OK, but the question at issue is not whether the new issue is attractive relative to the preferred share universe, but whether the new issue is attractive relative to TA.PR.H.
The market also seems to have a long standing bias towards high spread vs low spread preferreds at least until and if it has a mini-Minksy moment.
I’m not sure what this means. What bias and how do you measure it?
I assume the new TA preferred will be less volatile as a result.
Well, it’s possible. There are a number of reasons to suppose it will be less volatile:
I) Price changes as a result of spread changes will be dampened because downward price movement will be mitigated by a reduction of the negative value of the embedded call option, while upward movement will be reduced as the value of this option will become more negative.
I claim that the reduction of downward volatility is of no net value, since it is coming out of option value that will be produced by the deal; in other words, the money you save in an adverse market has come out of your pocket in the first place!
And reduction of upward volatility is a Bad Thing.
ii) Price Changes as a result of GOC-5 changes will be reduced by
a) the minimum reset guarantee, and
b) the reduced leverage to GOC-5 due to the higher price relative to par.
I claim that downward moves in GOC-5 over a five year time horizon are not a major threat; and that given the potential for a sharp upward move in this yield over the period, one wants increased leverage.

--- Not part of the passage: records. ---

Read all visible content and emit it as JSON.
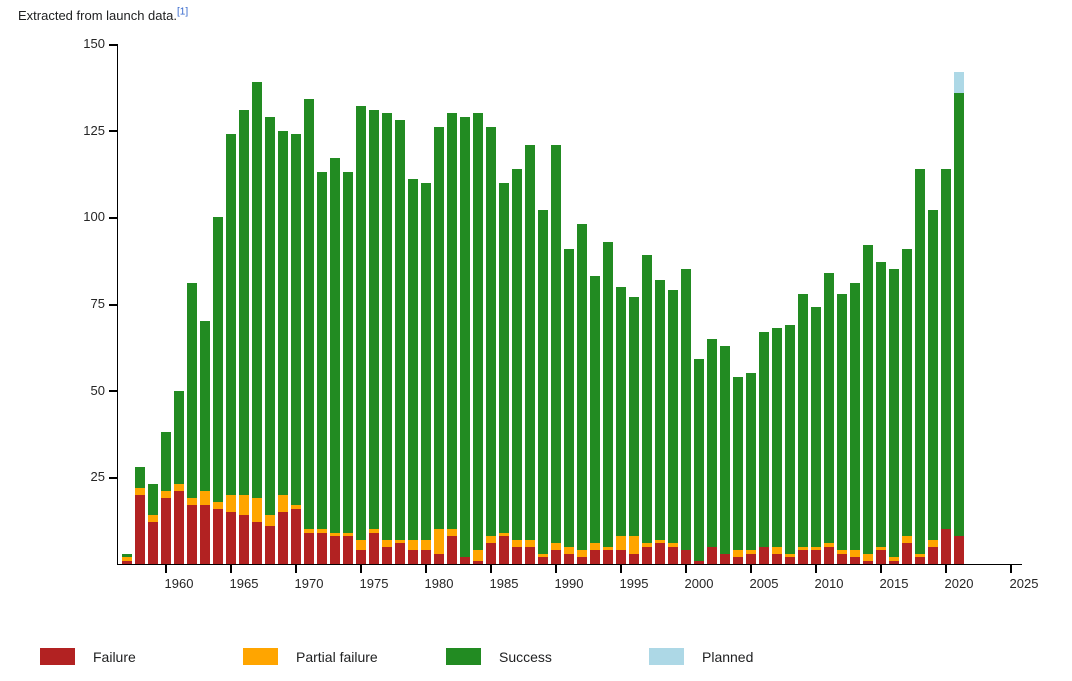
{
  "caption": {
    "text": "Extracted from launch data.",
    "reference": "[1]"
  },
  "colors": {
    "failure": "#b22222",
    "partial_failure": "#ffa500",
    "success": "#228b22",
    "planned": "#add8e6",
    "axis": "#000000",
    "tick_text": "#262626",
    "caption_text": "#202122",
    "reference_link": "#3366cc"
  },
  "legend": [
    {
      "label": "Failure",
      "color_key": "failure"
    },
    {
      "label": "Partial failure",
      "color_key": "partial_failure"
    },
    {
      "label": "Success",
      "color_key": "success"
    },
    {
      "label": "Planned",
      "color_key": "planned"
    }
  ],
  "chart_data": {
    "type": "bar",
    "stacked": true,
    "title": "Extracted from launch data.",
    "xlabel": "",
    "ylabel": "",
    "x": [
      1957,
      1958,
      1959,
      1960,
      1961,
      1962,
      1963,
      1964,
      1965,
      1966,
      1967,
      1968,
      1969,
      1970,
      1971,
      1972,
      1973,
      1974,
      1975,
      1976,
      1977,
      1978,
      1979,
      1980,
      1981,
      1982,
      1983,
      1984,
      1985,
      1986,
      1987,
      1988,
      1989,
      1990,
      1991,
      1992,
      1993,
      1994,
      1995,
      1996,
      1997,
      1998,
      1999,
      2000,
      2001,
      2002,
      2003,
      2004,
      2005,
      2006,
      2007,
      2008,
      2009,
      2010,
      2011,
      2012,
      2013,
      2014,
      2015,
      2016,
      2017,
      2018,
      2019,
      2020,
      2021
    ],
    "series": [
      {
        "name": "failure",
        "label": "Failure",
        "color_key": "failure",
        "values": [
          1,
          20,
          12,
          19,
          21,
          17,
          17,
          16,
          15,
          14,
          12,
          11,
          15,
          16,
          9,
          9,
          8,
          8,
          4,
          9,
          5,
          6,
          4,
          4,
          3,
          8,
          2,
          1,
          6,
          8,
          5,
          5,
          2,
          4,
          3,
          2,
          4,
          4,
          4,
          3,
          5,
          6,
          5,
          4,
          1,
          5,
          3,
          2,
          3,
          5,
          3,
          2,
          4,
          4,
          5,
          3,
          2,
          1,
          4,
          1,
          6,
          2,
          5,
          10,
          8
        ]
      },
      {
        "name": "partial_failure",
        "label": "Partial failure",
        "color_key": "partial_failure",
        "values": [
          1,
          2,
          2,
          2,
          2,
          2,
          4,
          2,
          5,
          6,
          7,
          3,
          5,
          1,
          1,
          1,
          1,
          1,
          3,
          1,
          2,
          1,
          3,
          3,
          7,
          2,
          0,
          3,
          2,
          1,
          2,
          2,
          1,
          2,
          2,
          2,
          2,
          1,
          4,
          5,
          1,
          1,
          1,
          0,
          0,
          0,
          0,
          2,
          1,
          0,
          2,
          1,
          1,
          1,
          1,
          1,
          2,
          2,
          1,
          1,
          2,
          1,
          2,
          0,
          0
        ]
      },
      {
        "name": "success",
        "label": "Success",
        "color_key": "success",
        "values": [
          1,
          6,
          9,
          17,
          27,
          62,
          49,
          82,
          104,
          111,
          120,
          115,
          105,
          107,
          124,
          103,
          108,
          104,
          125,
          121,
          123,
          121,
          104,
          103,
          116,
          120,
          127,
          126,
          118,
          101,
          107,
          114,
          99,
          115,
          86,
          94,
          77,
          88,
          72,
          69,
          83,
          75,
          73,
          81,
          58,
          60,
          60,
          50,
          51,
          62,
          63,
          66,
          73,
          69,
          78,
          74,
          77,
          89,
          82,
          83,
          83,
          111,
          95,
          104,
          128
        ]
      },
      {
        "name": "planned",
        "label": "Planned",
        "color_key": "planned",
        "values": [
          0,
          0,
          0,
          0,
          0,
          0,
          0,
          0,
          0,
          0,
          0,
          0,
          0,
          0,
          0,
          0,
          0,
          0,
          0,
          0,
          0,
          0,
          0,
          0,
          0,
          0,
          0,
          0,
          0,
          0,
          0,
          0,
          0,
          0,
          0,
          0,
          0,
          0,
          0,
          0,
          0,
          0,
          0,
          0,
          0,
          0,
          0,
          0,
          0,
          0,
          0,
          0,
          0,
          0,
          0,
          0,
          0,
          0,
          0,
          0,
          0,
          0,
          0,
          0,
          6
        ]
      }
    ],
    "ylim": [
      0,
      150
    ],
    "yticks": [
      25,
      50,
      75,
      100,
      125,
      150
    ],
    "xticks": [
      1960,
      1965,
      1970,
      1975,
      1980,
      1985,
      1990,
      1995,
      2000,
      2005,
      2010,
      2015,
      2020,
      2025
    ],
    "grid": false,
    "legend_position": "bottom"
  }
}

As with everything else in the investment business, you can put any numbers you like on this stuff to support the answer that you want to get. But I sure would like to see details of yours!
And, like with RON.PR.A&B maybe the deal will be sweetened in the end after all!
It might. But right now there’s only one deal on the table and I think it stinks.
[JH] On an unrelated thread, Assiduous Reader BarleyandHops posted:
Been catching up on reading..
But existing holders aren’t pleased. “This exchange, if successful, will effectively take away the potential capital gain associated with the current shareholders including myself who bought the shares at a deep discount. This is extremely unfair in my mind,” said one, who asked not to be named
http://business.financialpost.com/news/fp-street/transalta-plays-the-grinch-with-its-preferred-share-holders
If this is a trend, there will be many unhappy people. Let the lawyers hash thru it. Then again, in the long term the actual cost of borrowing in the pref market will rise as the lack of clarity will need to shore up the interest of buy and hold investors.
There’s an interesting article on ‘soliciting dealer fees’ titled Agrium Proxy Contest Leads to Scrutiny of Soliciting Dealer Fees in Canada.
It’s scandalous how sleazy companies are permitted to corrupt the proxy-voting process. Voting mechanics should be strictly separate from voting solicitation!
Mea culpa, mea culpa, mea maxima culpa.
Earlier in this thread I banned preftrader2016, under the false impression that this was just another alias for that old nuisance madequota.
I was wrong. I have spoken to preftrader2016 and he is not madequota.
I was led astray by the somewhat combative tone of preftrader2016‘s posts, his change of eMail between posts, and the fact that “preftrader” is an old alias of madequota‘s, which he used when he went so far as to create a rather idiotic attack site which for posterity has been preserved here and here. madequota has been banned from the site under a variety of identities, most recently here.
preftrader2016 has now been un-banned; I apologize for my incorrect identification.
Agreed that this deal is terrible. It’ll be especially bad when TA issues new prefs with a wider spread on top of the exchanged ones.
I want to see the information circular however and it’s not been posted on SEDAR. I don’t hold any TA so am not expecting to see one. Does anyone know if it has been received yet or be kind enough to post it someplace? Thanks
It should be on SEDAR immediately after mailing, but it’s not there yet! They’ll have to get cracking if they’re going to get it out well before the planned February 16 meeting date.
The Information Circular has been published.